Le film est tiré du roman éponyme de Delphine de Vigan. L’adaptation est parfaitement réussie - même si Zabou Breitman recourt, ici ou là, à un commentaire «off» manifestement repris du livre, ou encore à quelques fioritures stylistiques superflues.

Lou Bertignac (Nina Rodriguez) est une enfant précoce: à 14 ans elle est déjà en classe de deuxième d’un lycée parisien, avec deux ans d’avance. Elève brillante mais solitaire, fille unique un peu délaissée par une mère (Zabou Breitman) devenue dépressive après la mort d’un bébé, en bisbille parfois avec un père (Bernard Campan) qui l’aime, mais ne sait pas toujours s’y prendre, Lou n’a guère qu’un copain, Lucas (Antonin Chalon), une tronche un peu bagarreuse qui accumule insolences et renvois de l’école…

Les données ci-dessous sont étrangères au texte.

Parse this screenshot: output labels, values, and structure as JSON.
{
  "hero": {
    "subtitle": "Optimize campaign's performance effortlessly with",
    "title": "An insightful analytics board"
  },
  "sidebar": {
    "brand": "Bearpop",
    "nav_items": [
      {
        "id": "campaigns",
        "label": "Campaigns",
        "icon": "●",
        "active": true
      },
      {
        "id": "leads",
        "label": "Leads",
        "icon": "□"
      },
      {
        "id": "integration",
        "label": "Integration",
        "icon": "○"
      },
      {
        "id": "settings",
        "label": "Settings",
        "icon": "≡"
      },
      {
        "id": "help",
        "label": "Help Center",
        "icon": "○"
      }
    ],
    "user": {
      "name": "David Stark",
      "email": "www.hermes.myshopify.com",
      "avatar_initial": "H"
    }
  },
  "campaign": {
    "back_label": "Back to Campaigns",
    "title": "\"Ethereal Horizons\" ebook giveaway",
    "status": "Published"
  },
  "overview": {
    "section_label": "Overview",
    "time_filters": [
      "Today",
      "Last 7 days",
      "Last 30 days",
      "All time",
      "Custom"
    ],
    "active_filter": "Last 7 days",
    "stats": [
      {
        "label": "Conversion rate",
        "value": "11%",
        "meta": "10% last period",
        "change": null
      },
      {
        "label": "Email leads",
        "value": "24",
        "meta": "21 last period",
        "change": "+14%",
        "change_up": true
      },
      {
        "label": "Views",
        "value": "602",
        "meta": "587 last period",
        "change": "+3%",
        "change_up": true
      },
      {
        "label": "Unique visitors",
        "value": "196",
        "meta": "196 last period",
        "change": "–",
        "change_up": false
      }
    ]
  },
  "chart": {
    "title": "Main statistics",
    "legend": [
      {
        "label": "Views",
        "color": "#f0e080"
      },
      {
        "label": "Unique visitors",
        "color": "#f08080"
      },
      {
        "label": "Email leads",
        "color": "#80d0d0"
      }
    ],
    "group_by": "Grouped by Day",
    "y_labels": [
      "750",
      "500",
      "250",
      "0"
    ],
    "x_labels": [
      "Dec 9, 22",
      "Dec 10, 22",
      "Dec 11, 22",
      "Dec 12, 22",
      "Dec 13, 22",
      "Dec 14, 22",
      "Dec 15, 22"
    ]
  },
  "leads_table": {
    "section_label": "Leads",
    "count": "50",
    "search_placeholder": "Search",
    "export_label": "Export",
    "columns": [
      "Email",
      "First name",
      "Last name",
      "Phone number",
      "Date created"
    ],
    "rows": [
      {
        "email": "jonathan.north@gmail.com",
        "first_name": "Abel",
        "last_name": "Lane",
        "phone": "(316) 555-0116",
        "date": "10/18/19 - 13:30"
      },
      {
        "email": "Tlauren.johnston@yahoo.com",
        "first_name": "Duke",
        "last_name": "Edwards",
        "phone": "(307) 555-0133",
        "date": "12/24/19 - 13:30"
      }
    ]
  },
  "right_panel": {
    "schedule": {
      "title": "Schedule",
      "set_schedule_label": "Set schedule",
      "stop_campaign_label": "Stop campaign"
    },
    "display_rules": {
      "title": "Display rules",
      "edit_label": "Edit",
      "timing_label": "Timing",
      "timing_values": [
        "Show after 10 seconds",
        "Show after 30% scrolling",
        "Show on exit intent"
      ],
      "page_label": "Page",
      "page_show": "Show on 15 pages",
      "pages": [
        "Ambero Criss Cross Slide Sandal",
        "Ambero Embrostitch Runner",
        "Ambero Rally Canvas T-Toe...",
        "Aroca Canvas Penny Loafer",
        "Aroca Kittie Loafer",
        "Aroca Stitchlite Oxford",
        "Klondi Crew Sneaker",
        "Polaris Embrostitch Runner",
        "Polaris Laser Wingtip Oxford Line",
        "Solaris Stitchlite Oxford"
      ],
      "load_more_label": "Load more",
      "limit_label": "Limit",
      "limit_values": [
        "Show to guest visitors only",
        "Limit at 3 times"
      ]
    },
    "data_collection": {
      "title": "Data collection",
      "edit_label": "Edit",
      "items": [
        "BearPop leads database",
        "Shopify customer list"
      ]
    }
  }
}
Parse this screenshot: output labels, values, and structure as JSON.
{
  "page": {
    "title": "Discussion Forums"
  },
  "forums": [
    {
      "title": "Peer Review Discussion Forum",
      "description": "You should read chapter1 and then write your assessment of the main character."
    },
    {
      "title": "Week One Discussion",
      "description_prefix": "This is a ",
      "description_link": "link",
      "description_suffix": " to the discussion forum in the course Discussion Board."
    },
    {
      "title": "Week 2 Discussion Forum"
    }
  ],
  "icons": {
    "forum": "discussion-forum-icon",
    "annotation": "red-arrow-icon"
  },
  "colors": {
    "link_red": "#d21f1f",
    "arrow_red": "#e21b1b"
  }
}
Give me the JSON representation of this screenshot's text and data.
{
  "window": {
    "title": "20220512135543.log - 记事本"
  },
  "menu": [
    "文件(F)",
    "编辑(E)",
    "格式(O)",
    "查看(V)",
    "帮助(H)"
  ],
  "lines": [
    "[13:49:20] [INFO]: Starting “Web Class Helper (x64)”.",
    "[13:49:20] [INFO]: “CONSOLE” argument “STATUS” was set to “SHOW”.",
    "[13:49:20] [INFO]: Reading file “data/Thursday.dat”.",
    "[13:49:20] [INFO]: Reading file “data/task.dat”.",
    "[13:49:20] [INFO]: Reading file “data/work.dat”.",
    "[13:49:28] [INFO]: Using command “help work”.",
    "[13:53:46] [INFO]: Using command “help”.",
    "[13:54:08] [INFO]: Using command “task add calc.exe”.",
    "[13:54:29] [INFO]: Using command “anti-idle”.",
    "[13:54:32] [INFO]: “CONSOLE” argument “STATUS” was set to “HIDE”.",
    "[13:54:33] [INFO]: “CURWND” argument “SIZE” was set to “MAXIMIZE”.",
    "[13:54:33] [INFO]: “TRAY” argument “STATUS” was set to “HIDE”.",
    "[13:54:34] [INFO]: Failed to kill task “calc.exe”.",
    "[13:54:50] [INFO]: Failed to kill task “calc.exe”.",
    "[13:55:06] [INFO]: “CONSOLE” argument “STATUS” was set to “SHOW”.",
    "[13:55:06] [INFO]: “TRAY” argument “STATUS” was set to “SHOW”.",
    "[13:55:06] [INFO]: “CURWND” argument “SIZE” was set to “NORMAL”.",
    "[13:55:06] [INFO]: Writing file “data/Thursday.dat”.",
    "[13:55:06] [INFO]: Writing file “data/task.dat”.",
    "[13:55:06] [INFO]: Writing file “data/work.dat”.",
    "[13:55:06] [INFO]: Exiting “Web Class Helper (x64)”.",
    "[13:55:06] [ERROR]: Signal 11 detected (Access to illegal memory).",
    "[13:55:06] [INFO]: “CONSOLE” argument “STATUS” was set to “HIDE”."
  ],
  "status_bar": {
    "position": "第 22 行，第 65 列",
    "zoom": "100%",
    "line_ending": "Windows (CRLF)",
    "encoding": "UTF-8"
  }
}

Lou doit faire un exposé et elle choisit de parler d’une jeune SDF qu’elle a croisée plusieurs fois à la gare d’Austerlitz. Une fille de 19 ans qui se prénomme Nora - on lui dit No - (Julie-Marie Parmentier), une vagabonde qui fait la manche, demande des clopes, traîne dans la gare et s’endort au café lorsque la lycéenne cherche à l’interviewer. Lou va découvrir un personnage imprévisible, marqué par ses passages en institutions, instable, qui disparaît puis refait surface, souvent à bout de forces. Elle convaincra ses parents de l’héberger à la maison. Mais malgré leur aide et celle apportée par Lucas - qui occupe l’appartement vide de ses parents séparés et absents -, l’entreprise se révélera pleine d’embûches.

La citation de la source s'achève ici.